Ugh. Like, honestly, my life is so messed up right now. I don't even know where to begin... my life is so discombobuleted. Everything is falling apart and deteriorating. But here goes...
Everyone knows the story of me and my mom... and everyone knows how much I've tried to fix it my whole life. And everyone knows how it never works. I tried to get her help. I tried moving to California. I tried moving back to Colorado. I tried moving in with CJ, Hassan, Jermy and Bryan, then Burt and Bryan. Then moving back home with Bryan. And its just never enough. I could write a book about how confusing it is trying to please that woman... and trying to do whatever I can to get her to stop drinking. Like honestly, I'd do anything. But nothing really ever works. And the shit that goes on at home, frays out and effects every part of my life.
Friends, that shits going good I guess. I've made tons of new friends this past school year, and that makes me so happy. I've started hanging out with a totally new group of people, the bombest people you'll ever meet... Juggalos. I remember last school year, I was always so down about Juggalos. Me and Tomeka would talk so much shit... it was honestly amazing. We hated them. But when I started hanging out with Bryan and his friends, who almost all of them happen to be Juggalos, I realized that I hated them because they were different. I never really gave them a chance, and when I did, I fell in love with them. They are honestly the greatest people in the world. I have so much fun with them, its great. But I've also come to realize that this school year, not only have I made tons of new friends, but I've lost contact with old ones. And that kills me. Like me and Tomeka... we don't even talk anymore. We've both changed too much when the other wasn't around... and it killed our friendship.
School... sucks. Thats basically all I can say. I skipped school way to much my Freshman year, and I had to go to a continuation school for it. Then I started skipping there. Now, I have to go to court for truancy. Like, honestly, I realized the other day how amazingly stupid going to court for not doing something as easy as going to school really is. I could go to Juvie for not going to school. Wow. Thats kinda amazingly dumb. But I've done what I've done, and I have to live with the consequences.
Bryan... me and him, we're great. We get into stupid little fights a lot, but then again, who doesn't? We love eachother, I can honestly say that we do, but sometimes I wonder about us.

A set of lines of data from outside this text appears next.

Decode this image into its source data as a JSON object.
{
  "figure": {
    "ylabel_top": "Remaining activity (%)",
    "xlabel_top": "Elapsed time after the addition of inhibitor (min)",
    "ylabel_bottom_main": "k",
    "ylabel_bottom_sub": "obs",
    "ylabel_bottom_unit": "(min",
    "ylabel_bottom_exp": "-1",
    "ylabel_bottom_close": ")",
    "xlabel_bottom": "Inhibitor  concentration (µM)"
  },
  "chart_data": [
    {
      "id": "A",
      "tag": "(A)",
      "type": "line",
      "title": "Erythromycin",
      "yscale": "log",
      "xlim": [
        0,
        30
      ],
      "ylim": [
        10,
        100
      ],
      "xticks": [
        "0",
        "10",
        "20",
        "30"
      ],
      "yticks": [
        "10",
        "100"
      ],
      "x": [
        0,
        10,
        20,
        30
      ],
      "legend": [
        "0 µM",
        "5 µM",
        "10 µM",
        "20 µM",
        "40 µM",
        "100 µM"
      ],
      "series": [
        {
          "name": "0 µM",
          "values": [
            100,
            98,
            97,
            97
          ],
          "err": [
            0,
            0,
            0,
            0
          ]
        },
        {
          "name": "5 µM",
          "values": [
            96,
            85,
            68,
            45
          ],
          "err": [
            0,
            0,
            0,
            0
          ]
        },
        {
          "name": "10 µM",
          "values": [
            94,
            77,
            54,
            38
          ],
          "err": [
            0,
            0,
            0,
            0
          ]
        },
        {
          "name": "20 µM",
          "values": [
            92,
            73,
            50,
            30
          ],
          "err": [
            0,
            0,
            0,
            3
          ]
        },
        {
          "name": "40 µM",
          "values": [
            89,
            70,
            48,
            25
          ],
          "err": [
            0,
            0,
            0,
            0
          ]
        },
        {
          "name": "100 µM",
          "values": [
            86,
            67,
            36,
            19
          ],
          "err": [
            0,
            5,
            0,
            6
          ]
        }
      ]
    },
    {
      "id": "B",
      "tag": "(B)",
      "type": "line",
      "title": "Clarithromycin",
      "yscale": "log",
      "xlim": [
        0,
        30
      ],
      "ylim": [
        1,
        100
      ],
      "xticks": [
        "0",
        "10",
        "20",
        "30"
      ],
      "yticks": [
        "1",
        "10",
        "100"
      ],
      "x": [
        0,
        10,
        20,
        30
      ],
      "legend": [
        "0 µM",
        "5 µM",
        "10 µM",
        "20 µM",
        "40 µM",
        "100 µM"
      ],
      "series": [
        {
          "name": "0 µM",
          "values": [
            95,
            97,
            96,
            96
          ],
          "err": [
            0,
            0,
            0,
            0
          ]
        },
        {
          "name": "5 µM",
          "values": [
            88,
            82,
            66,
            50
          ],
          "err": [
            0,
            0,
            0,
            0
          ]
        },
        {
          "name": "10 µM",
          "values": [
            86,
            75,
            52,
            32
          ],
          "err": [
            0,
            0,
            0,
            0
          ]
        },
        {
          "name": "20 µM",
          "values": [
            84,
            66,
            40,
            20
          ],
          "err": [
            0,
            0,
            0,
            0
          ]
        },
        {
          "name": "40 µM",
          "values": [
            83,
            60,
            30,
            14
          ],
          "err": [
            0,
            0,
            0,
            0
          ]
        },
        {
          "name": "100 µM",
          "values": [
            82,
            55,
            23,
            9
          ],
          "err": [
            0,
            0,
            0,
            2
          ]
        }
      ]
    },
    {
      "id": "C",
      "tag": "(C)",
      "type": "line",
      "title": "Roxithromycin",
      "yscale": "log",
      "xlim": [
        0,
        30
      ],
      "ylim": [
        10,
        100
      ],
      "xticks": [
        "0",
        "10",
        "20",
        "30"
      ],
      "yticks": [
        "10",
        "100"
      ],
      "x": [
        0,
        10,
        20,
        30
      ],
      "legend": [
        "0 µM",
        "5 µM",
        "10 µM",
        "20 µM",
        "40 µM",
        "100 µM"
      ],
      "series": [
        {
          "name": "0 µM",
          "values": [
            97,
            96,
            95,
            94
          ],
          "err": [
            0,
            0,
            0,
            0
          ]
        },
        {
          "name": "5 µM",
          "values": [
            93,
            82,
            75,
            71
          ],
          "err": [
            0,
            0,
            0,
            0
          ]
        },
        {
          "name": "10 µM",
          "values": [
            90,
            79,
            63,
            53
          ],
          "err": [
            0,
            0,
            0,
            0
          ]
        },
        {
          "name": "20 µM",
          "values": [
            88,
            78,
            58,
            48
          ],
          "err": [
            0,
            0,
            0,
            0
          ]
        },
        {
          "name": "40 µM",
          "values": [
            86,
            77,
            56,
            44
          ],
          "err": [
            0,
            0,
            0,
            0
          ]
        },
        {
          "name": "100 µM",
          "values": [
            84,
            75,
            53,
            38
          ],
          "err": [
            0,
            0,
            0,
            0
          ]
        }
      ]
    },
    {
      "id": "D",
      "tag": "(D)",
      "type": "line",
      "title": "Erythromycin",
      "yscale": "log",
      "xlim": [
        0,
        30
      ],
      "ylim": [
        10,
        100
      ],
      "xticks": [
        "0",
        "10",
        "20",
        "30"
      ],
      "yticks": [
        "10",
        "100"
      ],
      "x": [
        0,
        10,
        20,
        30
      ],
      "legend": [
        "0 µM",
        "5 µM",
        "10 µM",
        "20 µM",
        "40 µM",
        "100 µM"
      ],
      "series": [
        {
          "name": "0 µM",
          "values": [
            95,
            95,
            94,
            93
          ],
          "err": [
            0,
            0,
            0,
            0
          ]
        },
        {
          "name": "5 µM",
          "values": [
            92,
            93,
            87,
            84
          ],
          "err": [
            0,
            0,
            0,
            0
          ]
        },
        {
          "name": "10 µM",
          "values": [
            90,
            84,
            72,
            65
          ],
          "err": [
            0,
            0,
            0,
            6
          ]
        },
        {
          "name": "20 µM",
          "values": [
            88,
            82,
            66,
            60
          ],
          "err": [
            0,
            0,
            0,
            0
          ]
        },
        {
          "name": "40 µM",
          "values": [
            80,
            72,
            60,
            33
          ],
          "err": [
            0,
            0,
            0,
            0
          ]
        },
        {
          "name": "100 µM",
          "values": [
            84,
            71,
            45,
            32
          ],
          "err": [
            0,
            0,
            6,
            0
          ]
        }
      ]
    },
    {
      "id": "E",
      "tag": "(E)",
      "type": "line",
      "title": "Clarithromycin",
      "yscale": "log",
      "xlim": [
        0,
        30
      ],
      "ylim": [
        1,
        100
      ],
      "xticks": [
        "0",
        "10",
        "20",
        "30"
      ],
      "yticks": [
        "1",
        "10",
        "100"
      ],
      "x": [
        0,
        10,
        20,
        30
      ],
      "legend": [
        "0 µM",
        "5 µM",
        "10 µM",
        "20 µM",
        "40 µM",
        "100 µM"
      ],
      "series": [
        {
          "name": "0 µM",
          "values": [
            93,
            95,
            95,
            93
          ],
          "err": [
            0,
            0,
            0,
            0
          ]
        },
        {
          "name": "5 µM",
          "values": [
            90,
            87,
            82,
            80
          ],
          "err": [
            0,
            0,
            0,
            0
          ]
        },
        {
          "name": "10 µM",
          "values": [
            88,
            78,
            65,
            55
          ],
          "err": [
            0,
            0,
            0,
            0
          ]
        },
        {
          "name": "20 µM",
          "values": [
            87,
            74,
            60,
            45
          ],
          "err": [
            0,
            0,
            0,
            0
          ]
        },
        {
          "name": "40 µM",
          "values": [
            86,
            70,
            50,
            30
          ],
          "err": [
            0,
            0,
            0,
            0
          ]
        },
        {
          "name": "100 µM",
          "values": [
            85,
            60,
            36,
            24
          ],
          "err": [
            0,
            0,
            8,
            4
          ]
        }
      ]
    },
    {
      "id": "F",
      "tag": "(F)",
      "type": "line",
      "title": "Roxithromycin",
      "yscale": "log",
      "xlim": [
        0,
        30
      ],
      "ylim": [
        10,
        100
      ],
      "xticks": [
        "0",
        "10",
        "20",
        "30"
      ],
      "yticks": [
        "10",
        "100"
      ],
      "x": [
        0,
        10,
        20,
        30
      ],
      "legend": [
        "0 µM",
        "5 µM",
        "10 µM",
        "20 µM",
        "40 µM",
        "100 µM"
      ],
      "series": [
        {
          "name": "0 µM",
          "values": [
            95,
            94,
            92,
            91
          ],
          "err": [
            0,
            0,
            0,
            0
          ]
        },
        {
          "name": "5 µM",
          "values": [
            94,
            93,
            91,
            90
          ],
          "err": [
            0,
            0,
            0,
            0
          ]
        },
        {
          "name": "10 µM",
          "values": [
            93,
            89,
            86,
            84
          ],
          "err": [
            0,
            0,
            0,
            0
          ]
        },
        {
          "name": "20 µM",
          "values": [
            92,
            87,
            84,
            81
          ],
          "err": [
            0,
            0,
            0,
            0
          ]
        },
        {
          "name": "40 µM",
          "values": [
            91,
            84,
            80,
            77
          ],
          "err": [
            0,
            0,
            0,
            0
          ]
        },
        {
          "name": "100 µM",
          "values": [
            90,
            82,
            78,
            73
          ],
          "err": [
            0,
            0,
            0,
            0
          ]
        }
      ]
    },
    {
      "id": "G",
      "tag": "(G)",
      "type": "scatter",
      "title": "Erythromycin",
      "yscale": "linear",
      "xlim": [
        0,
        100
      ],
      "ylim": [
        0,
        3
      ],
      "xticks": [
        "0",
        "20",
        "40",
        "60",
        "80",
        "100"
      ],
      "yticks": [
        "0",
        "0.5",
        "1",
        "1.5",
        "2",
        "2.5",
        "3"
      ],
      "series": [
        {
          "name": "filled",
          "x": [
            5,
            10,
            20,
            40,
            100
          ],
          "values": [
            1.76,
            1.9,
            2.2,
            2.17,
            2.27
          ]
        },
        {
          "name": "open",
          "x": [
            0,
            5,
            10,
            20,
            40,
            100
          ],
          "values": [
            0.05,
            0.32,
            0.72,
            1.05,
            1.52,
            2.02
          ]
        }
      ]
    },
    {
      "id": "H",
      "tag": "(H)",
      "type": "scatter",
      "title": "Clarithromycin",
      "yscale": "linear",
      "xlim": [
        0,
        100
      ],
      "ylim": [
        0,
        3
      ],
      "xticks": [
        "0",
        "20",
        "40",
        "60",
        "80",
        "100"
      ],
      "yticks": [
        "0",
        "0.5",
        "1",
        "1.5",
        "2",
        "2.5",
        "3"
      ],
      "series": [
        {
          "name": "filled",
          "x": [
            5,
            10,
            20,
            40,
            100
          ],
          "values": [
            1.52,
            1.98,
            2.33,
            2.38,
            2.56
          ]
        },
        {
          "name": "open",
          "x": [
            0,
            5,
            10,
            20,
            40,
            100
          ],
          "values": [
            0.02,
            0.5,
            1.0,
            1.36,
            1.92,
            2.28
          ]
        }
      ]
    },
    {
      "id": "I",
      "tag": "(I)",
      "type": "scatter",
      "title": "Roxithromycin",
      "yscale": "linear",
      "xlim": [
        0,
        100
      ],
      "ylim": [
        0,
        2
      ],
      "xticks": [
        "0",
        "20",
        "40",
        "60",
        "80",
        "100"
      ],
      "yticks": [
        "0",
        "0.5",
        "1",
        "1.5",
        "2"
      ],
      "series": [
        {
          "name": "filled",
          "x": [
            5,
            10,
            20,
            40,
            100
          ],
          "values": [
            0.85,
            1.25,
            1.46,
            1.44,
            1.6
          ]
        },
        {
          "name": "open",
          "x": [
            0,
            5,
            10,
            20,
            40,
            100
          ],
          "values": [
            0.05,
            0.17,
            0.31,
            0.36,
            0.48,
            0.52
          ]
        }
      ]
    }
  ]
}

I treat him like shit, I know that and everyone else does too, but I'm trying to change for him. We live together now, and I've realized that like, literally, I can't live without him. Believe me. I've tried. We have to be together, no matter what, and I like that. I miss him so much when he's not around... and I take that as a good sign. With Bryan, I really don't give a fuck what anyone thinks. I love him, he loves me, and thats all that matters.
So, this stuff that I'm about to write, it might be kinda of confusing, cuz I have no idea how to word it. But I'll give it a try.
Today... I didn't go to school. I know, I'm stupid. But like, I can't help but think that my mom and my boyfriend don't want me around during the days. They tried to wake me up this morning but I wouldn't, and I can see me getting shit from my mom about not waking up... but Bryan? No way. I thought he liked spending time with me, and he was trying to convince me to actually go to school. Which is kinda wierd because he never really has before. But I'm probably making a big deal out of nothing. And my mom, I don't even know whats up with that. She cries, and begs me to move back home, then I do, and she goes back to treating me like shit, like she doesn't really want me here. [[Background INFO= =I'm Bi-Polar.]] And I feel bad staying here during the days. How does that work? I don't even feel at home in my own home. Today, I got so pissed at my mom, she puts me under so much stress, honestly its insane, and I couldn't handle it and I freaked out, my Bi-Polarness came out. And I can't help but wonder if Bryan is looking at me get so angry and is like, "Oh, damn, this is not something I want to be with." So I try to contain it. But anyone with Bi-Polar knows that the more you contain your anger, the worse it becomes. But I try anyways, and it kills me.
And lastly, I'm major sick of people not believing in me. Like, example: In business class, we were supposed to say where we were going to be in 5 years. Everyone said college, and when it came to be my turn, I said college too. And the first thing out of like, everyone's mouth was, "Yeah. Riiiight." But honestly, I do plan to go to college. I may have fucked up in the past with school, but I'm trying to get my shit together, and no one sees that. Everyone thinks I'm gonna drop out and just get my GED, maybe not even that, and it pisses me off. Just because I've fucked up in the past doesn't mean I'm gonna fuck up again. It just means I have to try harder to convince people. But frankly, I'm tired of spending my life trying to convince people I can make it. Sometimes I wonder if I should just drop out when I can, and just make everyone happy. Like, no one has confidence in me, and it kills me that not even my best of friends think I can make it in this world.
So this is about half of my life, theres still so much going on, but I'm just gonna leave it at this: I'm going to get through this life, regardless of whos behind me or not.